Tue May 17 09:37:58 PDT 2022

On 17/05/2022 10:28, Petr Mladek wrote:
> [...]
>>> Disagree here. I'm looping Google maintainers, so they can comment.
>>> (CCed Evan, David, Julius)
>>>
>>> This notifier is clearly a hypervisor notification mechanism. I've fixed
>>> a locking stuff there (in previous patch), I feel it's low-risk but even
>>> if it's mid-risk, the class of such callback remains a perfect fit with
>>> the hypervisor list IMHO.
>>
>> This logs a panic to our "eventlog", a tiny logging area in SPI flash
>> for critical and power-related events.
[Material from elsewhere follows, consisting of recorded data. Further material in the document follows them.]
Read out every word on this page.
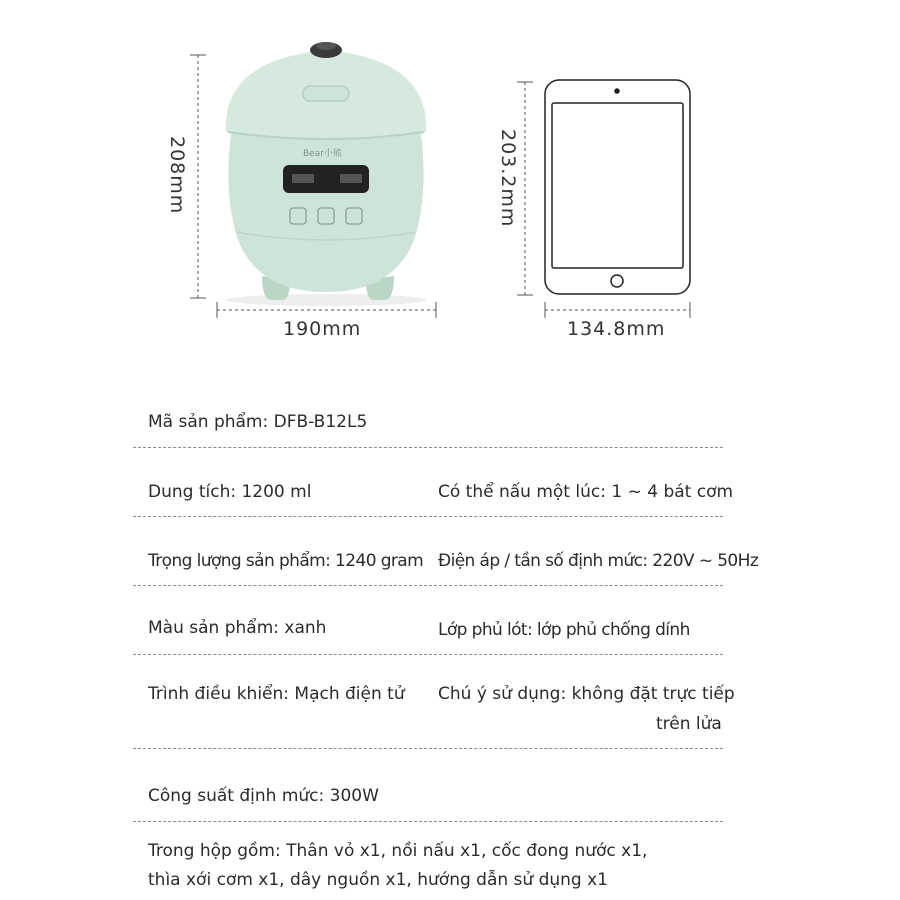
Bear小熊
208mm
190mm
203.2mm
134.8mm
Mã sản phẩm: DFB-B12L5
Dung tích: 1200 ml	Có thể nấu một lúc: 1 ~ 4 bát cơm
Trọng lượng sản phẩm: 1240 gram Điện áp / tần số định mức: 220V ~ 50Hz
Màu sản phẩm: xanh	Lớp phủ lót: lớp phủ chống dính
Trình điều khiển: Mạch điện tử Chú ý sử dụng: không đặt trực tiếp
trên lửa
Công suất định mức: 300W
Trong hộp gồm: Thân vỏ x1, nồi nấu x1, cốc đong nước x1,
thìa xới cơm x1, dây nguồn x1, hướng dẫn sử dụng x1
In some cases this ends up
>> being the only clue we get in a Chromebook feedback report that a
>> panic occurred, so from my perspective moving it to the front of the
>> line seems like a good idea.
> 
> IMHO, this would really better fit into the pre-reboot notifier list:
> 
>    + the callback stores the log so it is similar to kmsg_dump()
>      or console_flush_on_panic()
> 
>    + the callback should be proceed after "info" notifiers
>      that might add some other useful information.
> 
> Honestly, I am not sure what exactly hypervisor callbacks do. But I
> think that they do not try to extract the kernel log because they
> would need to handle the internal format.
> 

I guess the main point in your response is : "I am not sure what exactly
hypervisor callbacks do". We need to be sure about the semantics of such
list, and agree on that.

So, my opinion about this first list, that we call "hypervisor list",
is: it contains callbacks that

(1) should run early, preferably before kdump (or even if kdump isn't
set, should run ASAP);

(2) these callbacks perform some communication with an abstraction that
runs "below" the kernel, like a firmware or hypervisor. Classic example:
pvpanic, that communicates with VMM (usually qemu) and allow such VMM to
snapshot the full guest memory, for example.
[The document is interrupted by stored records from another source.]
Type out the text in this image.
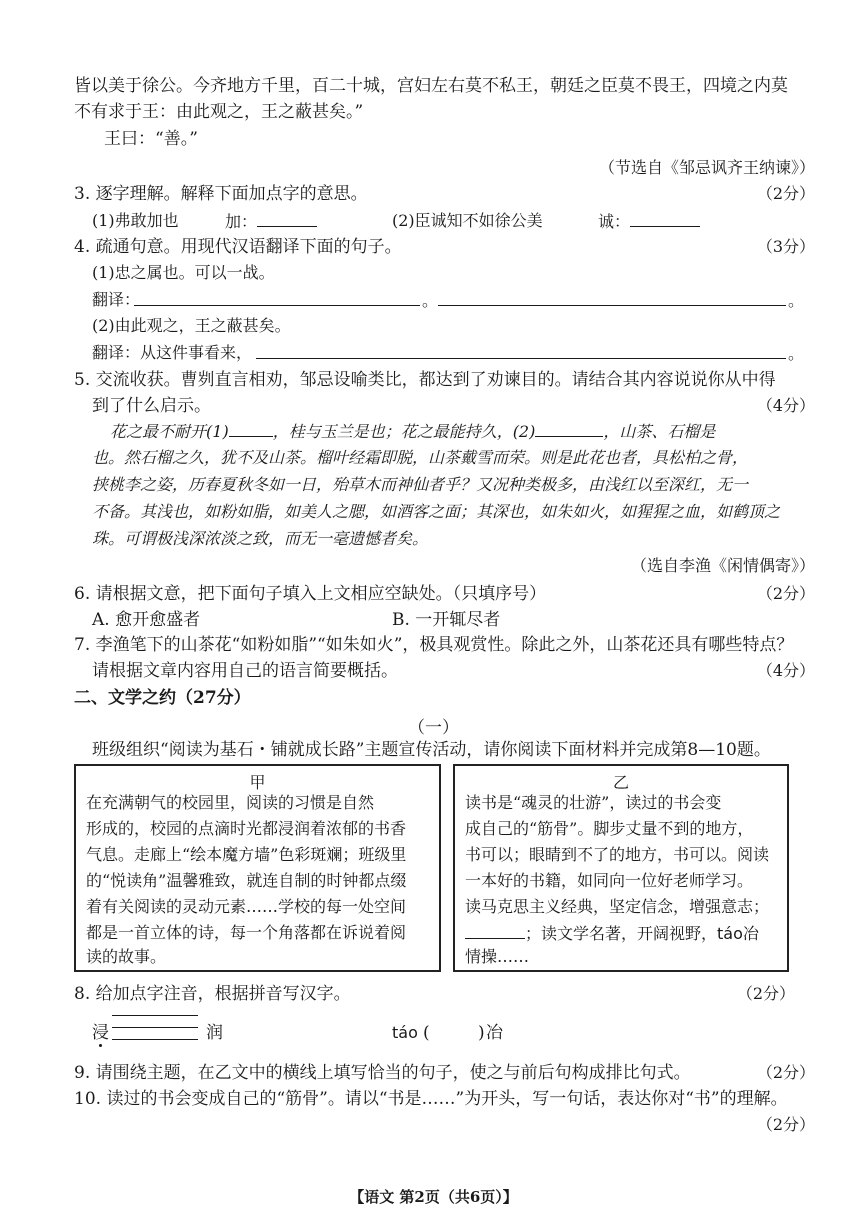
皆以美于徐公。今齐地方千里，百二十城，宫妇左右莫不私王，朝廷之臣莫不畏王，四境之内莫
不有求于王：由此观之，王之蔽甚矣。”
王曰：“善。”
（节选自《邹忌讽齐王纳谏》）
3. 逐字理解。解释下面加点字的意思。	（2分）
(1)弗敢加也	加：	(2)臣诚知不如徐公美	诚：
4. 疏通句意。用现代汉语翻译下面的句子。	（3分）
(1)忠之属也。可以一战。
翻译：	。	。
(2)由此观之，王之蔽甚矣。
翻译：从这件事看来，	。
5. 交流收获。曹刿直言相劝，邹忌设喻类比，都达到了劝谏目的。请结合其内容说说你从中得
到了什么启示。	（4分）
花之最不耐开(1)	，桂与玉兰是也；花之最能持久，(2)	，山茶、石榴是
也。然石榴之久，犹不及山茶。榴叶经霜即脱，山茶戴雪而荣。则是此花也者，具松柏之骨，
挟桃李之姿，历春夏秋冬如一日，殆草木而神仙者乎？又况种类极多，由浅红以至深红，无一
不备。其浅也，如粉如脂，如美人之腮，如酒客之面；其深也，如朱如火，如猩猩之血，如鹤顶之
珠。可谓极浅深浓淡之致，而无一毫遗憾者矣。
（选自李渔《闲情偶寄》）
6. 请根据文意，把下面句子填入上文相应空缺处。（只填序号）	（2分）
A. 愈开愈盛者	B. 一开辄尽者
7. 李渔笔下的山茶花“如粉如脂”“如朱如火”，极具观赏性。除此之外，山茶花还具有哪些特点？
请根据文章内容用自己的语言简要概括。	（4分）
二、文学之约（27分）
（一）
班级组织“阅读为基石・铺就成长路”主题宣传活动，请你阅读下面材料并完成第8—10题。
甲
在充满朝气的校园里，阅读的习惯是自然
形成的，校园的点滴时光都浸润着浓郁的书香
气息。走廊上“绘本魔方墙”色彩斑斓；班级里
的“悦读角”温馨雅致，就连自制的时钟都点缀
着有关阅读的灵动元素……学校的每一处空间
都是一首立体的诗，每一个角落都在诉说着阅
读的故事。
乙
读书是“魂灵的壮游”，读过的书会变
成自己的“筋骨”。脚步丈量不到的地方，
书可以；眼睛到不了的地方，书可以。阅读
一本好的书籍，如同向一位好老师学习。
读马克思主义经典，坚定信念，增强意志；
；读文学名著，开阔视野，táo冶
情操……
8. 给加点字注音，根据拼音写汉字。	（2分）
浸	润	táo (	) 冶
9. 请围绕主题，在乙文中的横线上填写恰当的句子，使之与前后句构成排比句式。	（2分）
10. 读过的书会变成自己的“筋骨”。请以“书是……”为开头，写一句话，表达你对“书”的理解。
（2分）
【语文 第2页（共6页）】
(3) Should be low-risk. What defines risk is the level of reliability of
subsequent operations - if the callback have 50% of chance of "bricking"
the system totally and prevent kdump / kmsg_dump() / reboot , this is
high risk one for example.

Some good fits IMO: pvpanic, sstate_panic_event() [sparc], fadump in
powerpc, etc.

So, this is a good case for the Google notifier as well - it's not
collecting data like the dmesg (hence your second bullet seems to not
apply here, info notifiers won't add info to be collected by gsmi). It
is a firmware/hypervisor/whatever-gsmi-is notification mechanism, that
tells such "lower" abstraction a panic occurred. It seems low risk and
we want it to run ASAP, if possible.

So, I'd like to keep it here, unless gsmi maintainers disagree or I'm
perhaps misunderstanding the meaning of this first list.
Cheers,

Guilherme